Когда на трибуну рейхстага ввели под руки престарелую Клару, в зале на несколько минут воцарилась глубокая тишина. Она была тут, эта женщина, борец и прозорливец, история и легенда, прошлое, настоящее и будущее Германии одновременно. Это была Клара. Она принесла в этот зал воспоминания, которые вызывали слезы на глазах ветеранов, и старые бойцы расправляли плечи. Это было прошлое, и это была Клара.
Но взгляд Клары был устремлен в будущее.
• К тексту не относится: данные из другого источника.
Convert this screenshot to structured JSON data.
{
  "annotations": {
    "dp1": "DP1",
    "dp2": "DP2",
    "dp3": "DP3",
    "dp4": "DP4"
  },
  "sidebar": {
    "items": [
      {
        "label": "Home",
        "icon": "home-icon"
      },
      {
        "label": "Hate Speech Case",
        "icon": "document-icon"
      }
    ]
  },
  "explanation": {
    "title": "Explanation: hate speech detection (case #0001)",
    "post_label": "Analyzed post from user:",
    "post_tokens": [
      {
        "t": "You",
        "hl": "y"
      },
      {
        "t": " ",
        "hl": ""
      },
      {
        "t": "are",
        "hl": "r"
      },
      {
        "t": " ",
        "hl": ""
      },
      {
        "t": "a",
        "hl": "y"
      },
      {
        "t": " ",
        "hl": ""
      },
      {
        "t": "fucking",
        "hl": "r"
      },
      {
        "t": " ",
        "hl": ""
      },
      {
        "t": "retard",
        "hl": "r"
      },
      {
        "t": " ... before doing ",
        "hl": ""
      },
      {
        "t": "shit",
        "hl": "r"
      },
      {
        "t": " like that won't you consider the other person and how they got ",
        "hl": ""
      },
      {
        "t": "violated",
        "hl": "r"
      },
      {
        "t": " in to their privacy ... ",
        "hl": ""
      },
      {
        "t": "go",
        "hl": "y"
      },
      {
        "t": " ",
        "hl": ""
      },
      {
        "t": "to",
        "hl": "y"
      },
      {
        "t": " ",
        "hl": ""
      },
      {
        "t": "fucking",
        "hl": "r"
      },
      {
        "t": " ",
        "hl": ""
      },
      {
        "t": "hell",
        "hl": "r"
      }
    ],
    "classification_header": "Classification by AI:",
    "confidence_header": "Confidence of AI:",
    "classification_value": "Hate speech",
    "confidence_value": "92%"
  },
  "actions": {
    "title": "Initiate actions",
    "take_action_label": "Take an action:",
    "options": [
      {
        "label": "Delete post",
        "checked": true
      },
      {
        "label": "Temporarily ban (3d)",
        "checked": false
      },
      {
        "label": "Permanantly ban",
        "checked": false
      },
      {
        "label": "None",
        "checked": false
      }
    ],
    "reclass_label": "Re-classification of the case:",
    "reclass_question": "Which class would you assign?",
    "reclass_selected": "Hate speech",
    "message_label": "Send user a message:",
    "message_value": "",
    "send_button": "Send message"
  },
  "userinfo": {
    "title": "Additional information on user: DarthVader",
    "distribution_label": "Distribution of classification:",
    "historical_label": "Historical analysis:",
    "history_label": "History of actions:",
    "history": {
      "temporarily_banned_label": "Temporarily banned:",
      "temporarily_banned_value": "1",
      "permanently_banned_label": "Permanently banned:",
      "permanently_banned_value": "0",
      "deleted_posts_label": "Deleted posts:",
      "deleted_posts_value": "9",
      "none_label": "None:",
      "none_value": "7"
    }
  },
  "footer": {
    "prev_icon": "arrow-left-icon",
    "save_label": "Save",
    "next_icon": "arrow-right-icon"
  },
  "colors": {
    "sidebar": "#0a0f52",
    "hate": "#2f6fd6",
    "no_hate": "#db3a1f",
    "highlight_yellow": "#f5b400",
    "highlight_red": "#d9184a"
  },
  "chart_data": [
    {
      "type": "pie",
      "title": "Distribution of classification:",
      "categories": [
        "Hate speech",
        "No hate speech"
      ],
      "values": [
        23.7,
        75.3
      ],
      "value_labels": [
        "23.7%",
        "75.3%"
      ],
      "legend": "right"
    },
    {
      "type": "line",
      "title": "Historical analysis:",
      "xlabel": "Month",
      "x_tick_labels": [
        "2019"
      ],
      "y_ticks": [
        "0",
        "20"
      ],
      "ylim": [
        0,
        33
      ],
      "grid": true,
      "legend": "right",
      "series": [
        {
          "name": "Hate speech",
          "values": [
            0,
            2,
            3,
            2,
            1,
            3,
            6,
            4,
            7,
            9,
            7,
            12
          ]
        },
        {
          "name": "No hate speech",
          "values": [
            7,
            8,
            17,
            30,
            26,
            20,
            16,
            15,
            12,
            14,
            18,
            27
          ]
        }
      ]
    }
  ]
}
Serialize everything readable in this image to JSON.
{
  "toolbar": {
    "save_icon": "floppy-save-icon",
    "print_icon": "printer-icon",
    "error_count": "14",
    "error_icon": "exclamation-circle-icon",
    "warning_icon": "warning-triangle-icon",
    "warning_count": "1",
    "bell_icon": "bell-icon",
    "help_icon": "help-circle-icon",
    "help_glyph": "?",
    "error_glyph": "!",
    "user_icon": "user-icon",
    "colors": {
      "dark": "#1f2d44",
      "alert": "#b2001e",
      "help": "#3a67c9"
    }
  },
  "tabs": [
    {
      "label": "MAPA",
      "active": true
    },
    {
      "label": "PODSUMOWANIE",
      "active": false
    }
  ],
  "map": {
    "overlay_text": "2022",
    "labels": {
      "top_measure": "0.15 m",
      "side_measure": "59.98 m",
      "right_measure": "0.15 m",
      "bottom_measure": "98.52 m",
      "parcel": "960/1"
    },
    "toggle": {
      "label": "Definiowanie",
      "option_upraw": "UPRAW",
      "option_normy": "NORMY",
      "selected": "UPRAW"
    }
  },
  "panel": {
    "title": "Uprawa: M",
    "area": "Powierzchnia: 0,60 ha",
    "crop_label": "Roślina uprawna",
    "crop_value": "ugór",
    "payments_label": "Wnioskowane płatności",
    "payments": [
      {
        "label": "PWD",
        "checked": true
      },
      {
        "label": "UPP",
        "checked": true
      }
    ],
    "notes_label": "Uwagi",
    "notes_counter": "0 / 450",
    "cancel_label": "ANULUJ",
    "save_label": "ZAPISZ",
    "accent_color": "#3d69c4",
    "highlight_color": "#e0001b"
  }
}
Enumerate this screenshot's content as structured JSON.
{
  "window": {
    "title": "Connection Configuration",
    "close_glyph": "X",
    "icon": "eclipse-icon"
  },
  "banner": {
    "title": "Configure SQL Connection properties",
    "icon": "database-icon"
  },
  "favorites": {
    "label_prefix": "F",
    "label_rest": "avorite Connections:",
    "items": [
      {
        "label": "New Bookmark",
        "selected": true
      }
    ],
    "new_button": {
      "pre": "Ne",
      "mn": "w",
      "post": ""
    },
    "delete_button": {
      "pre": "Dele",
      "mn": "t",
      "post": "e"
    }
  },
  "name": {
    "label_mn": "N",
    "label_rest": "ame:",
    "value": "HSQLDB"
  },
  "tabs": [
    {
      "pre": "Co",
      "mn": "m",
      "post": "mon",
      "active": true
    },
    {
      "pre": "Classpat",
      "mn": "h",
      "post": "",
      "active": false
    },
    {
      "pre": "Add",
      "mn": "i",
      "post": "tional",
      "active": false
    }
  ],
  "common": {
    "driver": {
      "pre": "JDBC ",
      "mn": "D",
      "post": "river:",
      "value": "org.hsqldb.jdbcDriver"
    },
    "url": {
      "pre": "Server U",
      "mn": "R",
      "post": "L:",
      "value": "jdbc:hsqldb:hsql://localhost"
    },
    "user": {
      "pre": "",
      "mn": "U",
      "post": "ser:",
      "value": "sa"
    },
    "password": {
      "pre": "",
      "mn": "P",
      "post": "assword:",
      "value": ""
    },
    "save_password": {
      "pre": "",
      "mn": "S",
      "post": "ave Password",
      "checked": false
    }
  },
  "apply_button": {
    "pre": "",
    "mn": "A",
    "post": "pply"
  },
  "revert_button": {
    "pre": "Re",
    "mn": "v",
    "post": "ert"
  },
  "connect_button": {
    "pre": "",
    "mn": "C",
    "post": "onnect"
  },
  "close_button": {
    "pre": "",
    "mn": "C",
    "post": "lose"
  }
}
И, ловя этот взгляд, молодые видели огонь тех классовых битв, которые предстояли им. И луч честной славы, окружавший ореолом седую голову Клары, озарял и их лица.
Но в ее взгляде таилась и холодная, несокрушимая сила. Она ужаснула врагов, и они дрогнули. В тот миг, когда все, как один человек, встали, приветствуя Клару, они встали тоже. Они били в ладоши, как все. Не потому, что ее сила покорила их. Нет, ее сила ужаснула их. Они встали, потому что испугались. И это тоже была Клара.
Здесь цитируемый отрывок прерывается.